ORPHA:293Classification level: Disorder
- Antenatal herpes simplex virus infection
- Mother-to-child transmission of herpes simplex virus infection
- Prevalence: Unknown
- Inheritance: Not applicable
- Age of onset: Neonatal, Antenatal
- ICD-10: P35.2
- OMIM: -
- UMLS: -
- MeSH: -
- GARD: -
- MedDRA: -
Skin lesions and scars, chorioretinitis, microcephaly, hydrencephaly, and microphthalmia have been described in infants with in utero primary herpes virus infections, but a causal relationship between these manifestations and the infection could not be established. Pregnancy complications including preterm delivery, intrauterine growth retardation, and neonatal infection have been attributed to the herpes virus.
There are two types of virus (HSV-1 and HSV-2) and both appear to have the same activity. However, type 1 infections more commonly involve the oral cavity, whereas type 2 infections more commonly involve the genital region. It has been suggested that latent HSV-2 infections occur in as many as 20 to 40% of women. Exposure of the foetus to herpes virus at the time of delivery carries a serious risk of infection for the newborn. This risk may be high during the initial infection of the mother (33 to 50%), but probably does not exceed 3% in cases of reinfection because of the protective effect of maternal antibodies.

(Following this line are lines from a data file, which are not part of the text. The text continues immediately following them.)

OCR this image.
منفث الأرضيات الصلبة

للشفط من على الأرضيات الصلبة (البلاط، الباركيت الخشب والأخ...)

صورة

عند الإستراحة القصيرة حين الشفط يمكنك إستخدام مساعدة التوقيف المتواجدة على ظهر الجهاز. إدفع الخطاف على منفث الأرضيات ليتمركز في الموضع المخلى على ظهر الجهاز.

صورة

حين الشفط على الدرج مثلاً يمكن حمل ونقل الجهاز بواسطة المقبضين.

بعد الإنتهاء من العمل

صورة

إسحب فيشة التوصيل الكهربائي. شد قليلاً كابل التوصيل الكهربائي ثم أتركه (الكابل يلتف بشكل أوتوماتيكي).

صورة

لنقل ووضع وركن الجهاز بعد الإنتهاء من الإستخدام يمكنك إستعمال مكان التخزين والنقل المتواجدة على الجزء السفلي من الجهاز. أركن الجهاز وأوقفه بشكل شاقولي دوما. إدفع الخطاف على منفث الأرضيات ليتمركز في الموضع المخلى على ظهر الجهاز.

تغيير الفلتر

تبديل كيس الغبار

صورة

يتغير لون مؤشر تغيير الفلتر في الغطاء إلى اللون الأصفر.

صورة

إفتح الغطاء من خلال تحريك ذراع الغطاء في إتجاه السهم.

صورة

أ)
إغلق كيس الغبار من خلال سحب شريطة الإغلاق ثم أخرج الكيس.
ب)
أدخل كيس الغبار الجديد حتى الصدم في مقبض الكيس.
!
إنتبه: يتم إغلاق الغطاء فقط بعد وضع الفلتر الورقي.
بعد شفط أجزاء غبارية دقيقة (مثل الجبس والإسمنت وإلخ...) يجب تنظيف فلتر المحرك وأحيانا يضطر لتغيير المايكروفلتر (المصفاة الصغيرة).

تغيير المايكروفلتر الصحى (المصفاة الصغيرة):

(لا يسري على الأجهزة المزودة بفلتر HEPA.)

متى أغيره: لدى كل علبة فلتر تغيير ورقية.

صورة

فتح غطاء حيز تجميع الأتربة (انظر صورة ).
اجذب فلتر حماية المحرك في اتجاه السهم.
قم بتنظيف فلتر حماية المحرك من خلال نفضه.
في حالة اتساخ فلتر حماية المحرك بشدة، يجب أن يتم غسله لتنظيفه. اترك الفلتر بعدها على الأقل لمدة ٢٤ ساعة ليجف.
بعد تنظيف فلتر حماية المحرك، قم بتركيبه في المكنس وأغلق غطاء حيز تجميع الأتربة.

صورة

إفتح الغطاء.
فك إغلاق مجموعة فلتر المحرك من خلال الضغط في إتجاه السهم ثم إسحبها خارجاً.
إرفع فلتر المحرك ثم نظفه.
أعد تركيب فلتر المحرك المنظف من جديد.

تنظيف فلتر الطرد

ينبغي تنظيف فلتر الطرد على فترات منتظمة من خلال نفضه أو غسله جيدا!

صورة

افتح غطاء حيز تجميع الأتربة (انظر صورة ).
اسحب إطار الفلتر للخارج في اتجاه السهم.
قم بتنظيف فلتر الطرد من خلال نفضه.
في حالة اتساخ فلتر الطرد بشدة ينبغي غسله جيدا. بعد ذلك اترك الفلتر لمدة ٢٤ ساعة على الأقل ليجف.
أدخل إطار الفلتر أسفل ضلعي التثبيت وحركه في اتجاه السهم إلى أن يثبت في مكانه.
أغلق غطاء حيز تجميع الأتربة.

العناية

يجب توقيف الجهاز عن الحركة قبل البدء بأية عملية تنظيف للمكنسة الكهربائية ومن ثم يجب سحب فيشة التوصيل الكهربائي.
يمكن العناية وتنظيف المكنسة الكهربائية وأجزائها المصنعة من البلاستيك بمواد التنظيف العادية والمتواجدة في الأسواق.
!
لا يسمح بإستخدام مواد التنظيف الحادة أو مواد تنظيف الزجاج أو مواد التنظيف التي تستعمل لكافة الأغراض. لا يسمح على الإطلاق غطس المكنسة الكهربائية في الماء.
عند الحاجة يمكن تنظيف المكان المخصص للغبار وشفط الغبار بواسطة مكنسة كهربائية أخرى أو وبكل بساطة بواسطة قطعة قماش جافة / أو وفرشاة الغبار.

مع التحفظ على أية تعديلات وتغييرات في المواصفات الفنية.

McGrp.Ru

It remains difficult to distinguish between cases with a primary infection and those with a previously undetected recurrent infection that has become symptomatic during pregnancy.
Management and treatment
In spite of described cases of serious foetal illness, primary infection with herpes virus during pregnancy is not an indication for therapeutic abortion, and the use of antivirals in the treatment of primary herpes infections during gestation has been recommended. Some authors recommend caesarean delivery for women with first-episode genital herpes lesions at the time of delivery.